2) Add salt and 4 cups flour (whole wheat or white), and mix with dough hook till mixture is well combined and not sticky. This takes a while- perhaps 5-10 minutes?
3) Add up to 2 cups more flour to dough, and continue to knead with the dough hook. I like to add a half cup at a time, and mix for a few minutes to see how it's doing. When I'm done, the dough is still sticky, but I'm able to scoop it out of the bowl to set on the counter. It's manageable.

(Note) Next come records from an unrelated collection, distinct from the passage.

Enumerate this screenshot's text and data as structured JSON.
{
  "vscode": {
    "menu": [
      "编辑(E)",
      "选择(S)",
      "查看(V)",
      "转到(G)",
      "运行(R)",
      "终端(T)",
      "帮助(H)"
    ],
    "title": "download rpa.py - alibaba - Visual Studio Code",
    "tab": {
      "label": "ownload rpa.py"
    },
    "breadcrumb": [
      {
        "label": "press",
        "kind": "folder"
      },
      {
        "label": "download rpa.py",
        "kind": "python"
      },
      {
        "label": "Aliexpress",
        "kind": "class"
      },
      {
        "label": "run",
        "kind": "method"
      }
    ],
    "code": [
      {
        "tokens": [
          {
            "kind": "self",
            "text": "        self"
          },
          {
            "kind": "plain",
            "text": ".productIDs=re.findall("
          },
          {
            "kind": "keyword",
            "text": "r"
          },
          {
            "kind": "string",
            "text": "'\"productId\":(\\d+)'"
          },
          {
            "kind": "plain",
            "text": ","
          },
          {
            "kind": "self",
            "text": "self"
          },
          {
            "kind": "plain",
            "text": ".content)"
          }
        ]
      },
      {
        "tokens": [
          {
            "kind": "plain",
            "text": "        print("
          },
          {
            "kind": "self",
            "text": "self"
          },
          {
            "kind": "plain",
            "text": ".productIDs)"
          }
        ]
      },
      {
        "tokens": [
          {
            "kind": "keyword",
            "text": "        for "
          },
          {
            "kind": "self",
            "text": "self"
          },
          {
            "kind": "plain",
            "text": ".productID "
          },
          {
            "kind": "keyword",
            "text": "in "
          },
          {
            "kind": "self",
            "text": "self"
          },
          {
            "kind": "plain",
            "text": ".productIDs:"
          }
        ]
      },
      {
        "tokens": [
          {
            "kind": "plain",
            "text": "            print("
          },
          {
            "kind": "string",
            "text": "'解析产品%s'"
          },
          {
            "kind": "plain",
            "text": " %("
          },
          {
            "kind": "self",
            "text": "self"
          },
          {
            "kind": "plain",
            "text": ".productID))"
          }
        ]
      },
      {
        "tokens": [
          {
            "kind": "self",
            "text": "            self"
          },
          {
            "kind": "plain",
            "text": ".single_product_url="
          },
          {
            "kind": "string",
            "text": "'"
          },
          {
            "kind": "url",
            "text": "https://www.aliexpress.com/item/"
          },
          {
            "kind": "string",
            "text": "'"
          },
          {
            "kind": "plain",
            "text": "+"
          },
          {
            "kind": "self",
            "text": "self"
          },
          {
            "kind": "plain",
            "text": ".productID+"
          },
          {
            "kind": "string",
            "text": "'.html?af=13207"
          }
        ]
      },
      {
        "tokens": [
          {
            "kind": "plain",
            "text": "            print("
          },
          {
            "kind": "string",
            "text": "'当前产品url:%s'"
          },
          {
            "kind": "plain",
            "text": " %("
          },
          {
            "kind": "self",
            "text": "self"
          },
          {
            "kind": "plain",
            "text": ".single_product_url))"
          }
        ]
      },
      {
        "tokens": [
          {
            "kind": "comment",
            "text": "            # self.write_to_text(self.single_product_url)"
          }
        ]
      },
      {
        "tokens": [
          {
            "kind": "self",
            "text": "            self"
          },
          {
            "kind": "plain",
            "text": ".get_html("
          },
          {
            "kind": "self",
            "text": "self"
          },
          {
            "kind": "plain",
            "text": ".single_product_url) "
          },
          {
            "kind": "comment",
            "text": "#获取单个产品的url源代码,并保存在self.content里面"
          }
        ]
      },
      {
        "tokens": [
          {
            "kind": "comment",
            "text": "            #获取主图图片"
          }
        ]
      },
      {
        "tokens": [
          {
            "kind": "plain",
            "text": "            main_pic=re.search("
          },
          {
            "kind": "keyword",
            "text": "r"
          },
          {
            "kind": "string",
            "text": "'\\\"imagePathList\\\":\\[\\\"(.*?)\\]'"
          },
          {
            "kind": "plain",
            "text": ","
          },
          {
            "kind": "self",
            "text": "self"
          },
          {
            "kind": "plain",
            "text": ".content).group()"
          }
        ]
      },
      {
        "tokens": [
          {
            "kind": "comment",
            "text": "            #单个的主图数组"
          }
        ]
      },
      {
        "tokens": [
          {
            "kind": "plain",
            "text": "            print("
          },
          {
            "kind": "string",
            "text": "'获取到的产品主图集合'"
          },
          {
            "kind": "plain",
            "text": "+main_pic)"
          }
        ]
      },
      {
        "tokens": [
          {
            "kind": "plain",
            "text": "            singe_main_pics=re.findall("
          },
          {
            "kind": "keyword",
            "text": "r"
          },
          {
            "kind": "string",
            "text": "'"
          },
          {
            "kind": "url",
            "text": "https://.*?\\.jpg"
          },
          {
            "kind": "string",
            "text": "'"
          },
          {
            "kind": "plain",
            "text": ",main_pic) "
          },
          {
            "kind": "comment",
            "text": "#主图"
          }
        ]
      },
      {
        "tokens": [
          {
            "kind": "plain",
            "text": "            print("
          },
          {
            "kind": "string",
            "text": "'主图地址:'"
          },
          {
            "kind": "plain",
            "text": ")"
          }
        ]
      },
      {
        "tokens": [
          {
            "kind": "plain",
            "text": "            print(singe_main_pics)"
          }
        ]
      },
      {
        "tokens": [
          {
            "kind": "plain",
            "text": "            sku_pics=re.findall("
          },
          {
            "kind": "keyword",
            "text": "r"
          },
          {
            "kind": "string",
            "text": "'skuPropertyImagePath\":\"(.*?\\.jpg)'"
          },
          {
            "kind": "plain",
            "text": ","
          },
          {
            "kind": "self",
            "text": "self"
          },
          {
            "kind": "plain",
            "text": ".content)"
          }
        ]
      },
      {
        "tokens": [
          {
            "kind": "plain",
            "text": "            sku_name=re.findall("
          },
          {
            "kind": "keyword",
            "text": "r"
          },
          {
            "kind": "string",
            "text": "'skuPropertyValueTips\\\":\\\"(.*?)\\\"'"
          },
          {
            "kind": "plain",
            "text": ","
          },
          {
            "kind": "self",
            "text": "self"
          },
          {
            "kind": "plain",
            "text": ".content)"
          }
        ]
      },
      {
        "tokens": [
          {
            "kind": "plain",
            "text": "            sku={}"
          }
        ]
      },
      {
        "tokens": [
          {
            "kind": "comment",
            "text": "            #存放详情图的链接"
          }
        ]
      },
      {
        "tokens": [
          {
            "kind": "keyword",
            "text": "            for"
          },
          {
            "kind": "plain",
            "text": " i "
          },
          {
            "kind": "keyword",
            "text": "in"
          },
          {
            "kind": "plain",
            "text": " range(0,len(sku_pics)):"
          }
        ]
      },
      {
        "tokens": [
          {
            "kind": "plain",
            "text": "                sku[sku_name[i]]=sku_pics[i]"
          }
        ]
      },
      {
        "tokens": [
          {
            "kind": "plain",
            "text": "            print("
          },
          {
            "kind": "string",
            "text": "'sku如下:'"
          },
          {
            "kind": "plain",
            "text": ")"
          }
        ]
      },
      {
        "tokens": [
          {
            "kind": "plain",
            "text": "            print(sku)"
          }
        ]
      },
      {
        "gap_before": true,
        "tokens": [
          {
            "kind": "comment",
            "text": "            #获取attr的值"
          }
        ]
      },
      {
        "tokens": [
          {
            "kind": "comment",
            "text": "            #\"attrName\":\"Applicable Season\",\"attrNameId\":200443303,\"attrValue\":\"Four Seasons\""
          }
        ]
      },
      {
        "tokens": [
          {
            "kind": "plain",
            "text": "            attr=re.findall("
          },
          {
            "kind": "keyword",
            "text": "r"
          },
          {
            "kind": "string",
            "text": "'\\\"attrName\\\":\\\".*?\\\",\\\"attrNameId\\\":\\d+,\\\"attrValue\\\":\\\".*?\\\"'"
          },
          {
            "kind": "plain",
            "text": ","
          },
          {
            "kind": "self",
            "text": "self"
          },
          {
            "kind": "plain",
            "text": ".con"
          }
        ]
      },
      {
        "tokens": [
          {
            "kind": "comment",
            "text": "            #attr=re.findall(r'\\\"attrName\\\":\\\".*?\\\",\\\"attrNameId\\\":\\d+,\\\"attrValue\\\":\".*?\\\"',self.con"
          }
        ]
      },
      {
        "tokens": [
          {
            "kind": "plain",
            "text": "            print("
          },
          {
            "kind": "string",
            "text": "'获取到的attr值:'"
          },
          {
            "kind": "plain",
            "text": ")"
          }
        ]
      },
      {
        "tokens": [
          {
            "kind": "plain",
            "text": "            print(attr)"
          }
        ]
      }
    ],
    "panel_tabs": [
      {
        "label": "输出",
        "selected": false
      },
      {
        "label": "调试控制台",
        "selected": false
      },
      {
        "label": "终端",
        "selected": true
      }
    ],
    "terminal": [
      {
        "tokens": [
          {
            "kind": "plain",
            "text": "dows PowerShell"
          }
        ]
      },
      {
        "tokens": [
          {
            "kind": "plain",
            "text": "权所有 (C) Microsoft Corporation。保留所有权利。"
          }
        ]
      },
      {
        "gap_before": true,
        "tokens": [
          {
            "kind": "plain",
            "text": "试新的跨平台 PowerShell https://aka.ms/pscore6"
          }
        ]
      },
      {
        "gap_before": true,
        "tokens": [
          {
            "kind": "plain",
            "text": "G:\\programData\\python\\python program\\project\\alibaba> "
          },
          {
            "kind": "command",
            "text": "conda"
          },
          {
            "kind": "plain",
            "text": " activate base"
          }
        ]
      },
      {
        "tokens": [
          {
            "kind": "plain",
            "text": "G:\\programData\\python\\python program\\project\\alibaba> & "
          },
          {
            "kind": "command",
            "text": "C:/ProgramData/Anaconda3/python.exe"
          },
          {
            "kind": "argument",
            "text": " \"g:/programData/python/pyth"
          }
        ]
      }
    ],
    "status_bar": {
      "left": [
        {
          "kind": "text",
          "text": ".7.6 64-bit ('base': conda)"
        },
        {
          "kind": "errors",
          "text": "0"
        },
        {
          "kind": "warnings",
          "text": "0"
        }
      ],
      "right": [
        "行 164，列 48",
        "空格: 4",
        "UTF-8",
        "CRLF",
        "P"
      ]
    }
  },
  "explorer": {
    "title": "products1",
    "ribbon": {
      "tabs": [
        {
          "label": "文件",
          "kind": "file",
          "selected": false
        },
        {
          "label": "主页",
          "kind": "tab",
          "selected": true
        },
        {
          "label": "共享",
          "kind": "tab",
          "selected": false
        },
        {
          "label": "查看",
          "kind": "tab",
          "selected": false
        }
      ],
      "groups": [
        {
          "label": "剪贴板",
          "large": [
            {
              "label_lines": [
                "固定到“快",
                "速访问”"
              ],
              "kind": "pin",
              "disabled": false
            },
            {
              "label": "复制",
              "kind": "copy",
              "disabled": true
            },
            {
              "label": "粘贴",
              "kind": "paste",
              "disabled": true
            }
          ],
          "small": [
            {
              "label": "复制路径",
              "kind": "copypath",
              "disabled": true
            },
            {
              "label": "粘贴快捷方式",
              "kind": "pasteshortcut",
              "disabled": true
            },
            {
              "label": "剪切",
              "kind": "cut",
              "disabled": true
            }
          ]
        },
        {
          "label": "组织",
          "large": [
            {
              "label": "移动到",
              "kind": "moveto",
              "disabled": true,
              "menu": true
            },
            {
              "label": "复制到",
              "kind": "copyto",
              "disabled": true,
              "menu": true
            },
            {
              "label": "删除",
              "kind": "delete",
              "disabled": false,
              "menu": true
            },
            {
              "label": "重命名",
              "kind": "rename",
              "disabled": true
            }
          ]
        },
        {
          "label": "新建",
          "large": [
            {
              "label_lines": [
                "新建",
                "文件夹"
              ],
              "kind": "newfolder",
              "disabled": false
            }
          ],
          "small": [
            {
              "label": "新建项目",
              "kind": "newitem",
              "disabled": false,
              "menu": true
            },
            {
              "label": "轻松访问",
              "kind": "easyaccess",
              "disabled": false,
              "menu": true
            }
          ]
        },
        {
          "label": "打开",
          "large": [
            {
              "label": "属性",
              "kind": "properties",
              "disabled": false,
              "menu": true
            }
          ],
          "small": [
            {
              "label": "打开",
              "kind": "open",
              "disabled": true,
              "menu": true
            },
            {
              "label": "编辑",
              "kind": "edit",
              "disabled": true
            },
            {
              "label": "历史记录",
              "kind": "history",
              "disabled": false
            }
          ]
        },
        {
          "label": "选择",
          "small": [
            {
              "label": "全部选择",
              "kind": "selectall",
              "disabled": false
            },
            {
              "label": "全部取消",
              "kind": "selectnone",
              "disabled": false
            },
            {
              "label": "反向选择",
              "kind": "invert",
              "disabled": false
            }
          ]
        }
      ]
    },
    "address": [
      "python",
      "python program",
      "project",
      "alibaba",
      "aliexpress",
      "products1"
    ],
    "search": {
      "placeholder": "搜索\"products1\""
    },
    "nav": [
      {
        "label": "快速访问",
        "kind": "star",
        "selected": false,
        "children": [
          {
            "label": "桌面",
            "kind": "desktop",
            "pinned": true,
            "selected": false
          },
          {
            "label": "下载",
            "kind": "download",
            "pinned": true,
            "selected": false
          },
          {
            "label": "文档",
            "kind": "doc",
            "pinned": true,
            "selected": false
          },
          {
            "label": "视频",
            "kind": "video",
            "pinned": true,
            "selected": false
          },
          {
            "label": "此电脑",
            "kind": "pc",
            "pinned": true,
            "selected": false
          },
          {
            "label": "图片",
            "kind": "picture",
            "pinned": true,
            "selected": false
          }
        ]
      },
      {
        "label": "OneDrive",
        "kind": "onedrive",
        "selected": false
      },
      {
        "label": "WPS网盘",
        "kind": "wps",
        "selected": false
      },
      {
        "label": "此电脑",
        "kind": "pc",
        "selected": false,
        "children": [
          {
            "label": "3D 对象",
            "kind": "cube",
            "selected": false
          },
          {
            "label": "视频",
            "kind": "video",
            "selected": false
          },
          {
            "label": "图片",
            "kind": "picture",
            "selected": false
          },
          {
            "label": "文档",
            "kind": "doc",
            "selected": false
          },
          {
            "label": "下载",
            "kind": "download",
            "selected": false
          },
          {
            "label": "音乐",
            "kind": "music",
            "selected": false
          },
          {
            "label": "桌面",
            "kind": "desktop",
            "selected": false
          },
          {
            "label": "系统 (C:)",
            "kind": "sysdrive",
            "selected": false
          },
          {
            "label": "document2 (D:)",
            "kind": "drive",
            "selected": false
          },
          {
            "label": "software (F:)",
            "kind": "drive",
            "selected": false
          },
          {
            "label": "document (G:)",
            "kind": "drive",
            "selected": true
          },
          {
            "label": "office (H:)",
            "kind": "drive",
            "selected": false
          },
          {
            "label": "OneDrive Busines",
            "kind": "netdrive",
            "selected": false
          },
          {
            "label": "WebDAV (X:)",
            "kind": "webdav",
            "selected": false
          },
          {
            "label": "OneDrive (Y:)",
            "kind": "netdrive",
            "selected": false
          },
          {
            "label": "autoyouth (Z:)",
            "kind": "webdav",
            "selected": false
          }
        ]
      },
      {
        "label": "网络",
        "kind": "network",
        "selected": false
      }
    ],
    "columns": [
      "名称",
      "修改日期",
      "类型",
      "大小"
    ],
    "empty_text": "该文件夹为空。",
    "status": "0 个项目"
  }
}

4) Pull out the dough, spray the bowl with Pam, put the dough back, and spray the top with Pam. Roll it over a few times to make sure the whole thing is coated.
5) Cover with damp towel, set in a ward spot, and let rise to double. Punch down and form- rolls, pizza crust, focaccia, 2 bread loaves, etc.
6) Bake at 350 until done. My bread loaves take about 25 minutes.